In the very first issue of Portfolio, last year, Tom Wolfe reported on the annual charity ball held by the Robin Hood foundation. After listing the excesses of the auction (ten "power meals" for $650,000; a "five-day “Surf and Sun” trip" for $240,000), he got to the bottom line: "an astounding $48 million" was raised for charity over the course of the evening.
Wolfe, however, was referring to the 2006 event. In 2008, things are different:
Giving away $56.5 million in a night would strike most people as extravagant. But to the tycoons of modern finance, it seems a bit low key.
At the 2008 Robin Hood Foundation benefit this week, auctiongoers donated that much money to charity. But many of the market wizards are making less these days — and they are giving away less, too. Robin Hood’s haul was down 21 percent from last year.

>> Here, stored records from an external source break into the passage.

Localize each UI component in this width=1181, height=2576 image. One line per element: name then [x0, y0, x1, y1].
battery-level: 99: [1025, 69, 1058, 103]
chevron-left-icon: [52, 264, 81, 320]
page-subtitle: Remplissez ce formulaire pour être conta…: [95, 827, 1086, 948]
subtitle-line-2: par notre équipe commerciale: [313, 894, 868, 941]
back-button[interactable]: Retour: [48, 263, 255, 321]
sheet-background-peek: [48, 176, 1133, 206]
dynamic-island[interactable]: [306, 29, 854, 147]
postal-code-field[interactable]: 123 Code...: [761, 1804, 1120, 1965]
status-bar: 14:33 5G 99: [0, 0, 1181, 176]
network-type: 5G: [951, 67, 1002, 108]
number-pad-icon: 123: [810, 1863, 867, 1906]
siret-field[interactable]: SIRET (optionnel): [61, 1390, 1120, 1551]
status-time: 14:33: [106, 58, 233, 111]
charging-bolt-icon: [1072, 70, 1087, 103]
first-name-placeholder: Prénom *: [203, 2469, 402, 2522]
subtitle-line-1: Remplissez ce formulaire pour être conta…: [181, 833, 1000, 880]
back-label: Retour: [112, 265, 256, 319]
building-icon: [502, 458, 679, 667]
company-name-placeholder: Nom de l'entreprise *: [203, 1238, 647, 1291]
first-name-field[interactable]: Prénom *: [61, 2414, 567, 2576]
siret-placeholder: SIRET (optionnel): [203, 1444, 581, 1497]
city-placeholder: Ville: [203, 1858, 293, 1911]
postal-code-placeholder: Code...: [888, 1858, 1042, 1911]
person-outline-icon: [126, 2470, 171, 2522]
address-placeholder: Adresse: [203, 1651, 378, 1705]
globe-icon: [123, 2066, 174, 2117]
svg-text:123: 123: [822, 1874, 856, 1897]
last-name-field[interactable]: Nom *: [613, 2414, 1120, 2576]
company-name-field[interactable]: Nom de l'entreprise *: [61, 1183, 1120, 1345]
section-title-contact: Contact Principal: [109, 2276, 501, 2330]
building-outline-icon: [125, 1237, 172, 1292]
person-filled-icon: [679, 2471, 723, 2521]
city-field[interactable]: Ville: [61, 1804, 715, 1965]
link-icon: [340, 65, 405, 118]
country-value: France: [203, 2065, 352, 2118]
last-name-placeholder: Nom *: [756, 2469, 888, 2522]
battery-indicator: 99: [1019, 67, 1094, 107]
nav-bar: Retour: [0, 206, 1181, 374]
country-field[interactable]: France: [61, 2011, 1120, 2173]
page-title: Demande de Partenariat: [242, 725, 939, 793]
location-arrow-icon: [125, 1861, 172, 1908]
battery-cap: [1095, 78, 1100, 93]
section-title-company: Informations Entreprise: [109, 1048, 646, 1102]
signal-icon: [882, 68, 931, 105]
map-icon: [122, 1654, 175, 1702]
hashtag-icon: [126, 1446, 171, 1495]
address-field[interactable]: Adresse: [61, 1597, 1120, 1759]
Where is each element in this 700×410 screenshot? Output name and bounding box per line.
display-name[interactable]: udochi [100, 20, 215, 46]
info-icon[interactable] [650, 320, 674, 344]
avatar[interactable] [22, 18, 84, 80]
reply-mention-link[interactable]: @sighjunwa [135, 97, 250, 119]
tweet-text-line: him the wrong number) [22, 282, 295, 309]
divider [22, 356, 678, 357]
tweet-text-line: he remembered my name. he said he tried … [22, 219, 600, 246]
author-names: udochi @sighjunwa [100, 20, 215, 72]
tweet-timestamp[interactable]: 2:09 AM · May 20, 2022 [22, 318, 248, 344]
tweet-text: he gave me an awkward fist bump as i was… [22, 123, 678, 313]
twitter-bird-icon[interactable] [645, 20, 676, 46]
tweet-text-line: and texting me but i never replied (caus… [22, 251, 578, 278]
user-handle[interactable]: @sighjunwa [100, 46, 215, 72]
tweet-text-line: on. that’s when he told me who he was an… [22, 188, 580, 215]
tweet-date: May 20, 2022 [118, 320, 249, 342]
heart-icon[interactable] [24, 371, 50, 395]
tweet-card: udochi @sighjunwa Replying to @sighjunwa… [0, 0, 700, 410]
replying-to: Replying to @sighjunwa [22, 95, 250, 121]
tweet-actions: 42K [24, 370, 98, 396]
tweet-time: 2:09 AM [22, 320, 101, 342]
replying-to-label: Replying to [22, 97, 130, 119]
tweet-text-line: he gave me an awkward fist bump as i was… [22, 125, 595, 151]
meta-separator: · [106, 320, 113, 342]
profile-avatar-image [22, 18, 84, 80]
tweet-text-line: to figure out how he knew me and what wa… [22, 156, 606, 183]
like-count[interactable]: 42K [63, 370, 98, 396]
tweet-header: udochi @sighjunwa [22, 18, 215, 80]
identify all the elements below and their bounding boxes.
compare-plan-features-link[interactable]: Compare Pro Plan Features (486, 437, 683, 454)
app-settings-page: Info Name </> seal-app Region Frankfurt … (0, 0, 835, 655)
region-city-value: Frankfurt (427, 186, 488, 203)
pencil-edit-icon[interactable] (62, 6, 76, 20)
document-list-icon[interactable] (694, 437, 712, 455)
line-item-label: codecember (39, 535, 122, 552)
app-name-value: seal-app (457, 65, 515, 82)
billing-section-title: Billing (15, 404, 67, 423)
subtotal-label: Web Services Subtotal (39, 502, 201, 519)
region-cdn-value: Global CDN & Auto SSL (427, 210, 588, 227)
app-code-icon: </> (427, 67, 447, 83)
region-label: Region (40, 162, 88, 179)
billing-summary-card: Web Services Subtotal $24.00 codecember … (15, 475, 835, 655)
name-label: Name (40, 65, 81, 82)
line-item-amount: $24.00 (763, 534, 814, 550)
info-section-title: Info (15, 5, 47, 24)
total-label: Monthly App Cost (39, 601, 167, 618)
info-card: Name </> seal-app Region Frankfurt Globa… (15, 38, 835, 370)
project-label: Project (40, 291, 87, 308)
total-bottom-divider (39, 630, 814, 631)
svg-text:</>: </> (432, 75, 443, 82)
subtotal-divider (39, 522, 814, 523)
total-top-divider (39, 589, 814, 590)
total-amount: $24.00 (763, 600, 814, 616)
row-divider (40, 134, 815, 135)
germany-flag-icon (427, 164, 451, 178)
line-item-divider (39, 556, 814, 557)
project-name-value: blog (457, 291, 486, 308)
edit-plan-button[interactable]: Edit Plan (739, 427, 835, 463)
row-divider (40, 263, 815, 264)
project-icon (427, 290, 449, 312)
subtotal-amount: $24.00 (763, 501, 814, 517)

Thus are expectations changed: the 2008 haul was up 18% on the amount raised in 2006. But because it’s down on the ridiculous amounts of money being thrown around in 2007, it’s now considered "a bit low key", and reflective of "the somber mood on Wall Street."
I’m in London this week (which is one reason I’m not posting as much as normal) and I’ve noticed a similar phenomenon regarding house prices. People are worried about falling prices and gazundering, to the point at which they seemingly forget that they’re still selling their house for a lot more money than they bought it for.
Call it mark-to-market gone viral. If you’re an investment bank or a fund manager, it makes sense to mark your positions every day to their market value. But if you’re a homeowner, there’s not much point in doing so – certainly not unless you’re borrowing more against the increased value of your house. If you’re not taking out home equity lines, then obsessing about whether your house is worth more or less than it was a few months ago is rather silly and pointless.
Similarly, a charity ball which raises $56.5 million over the course of an evening is an extremely impressive event. Even if it did raise more than that last year.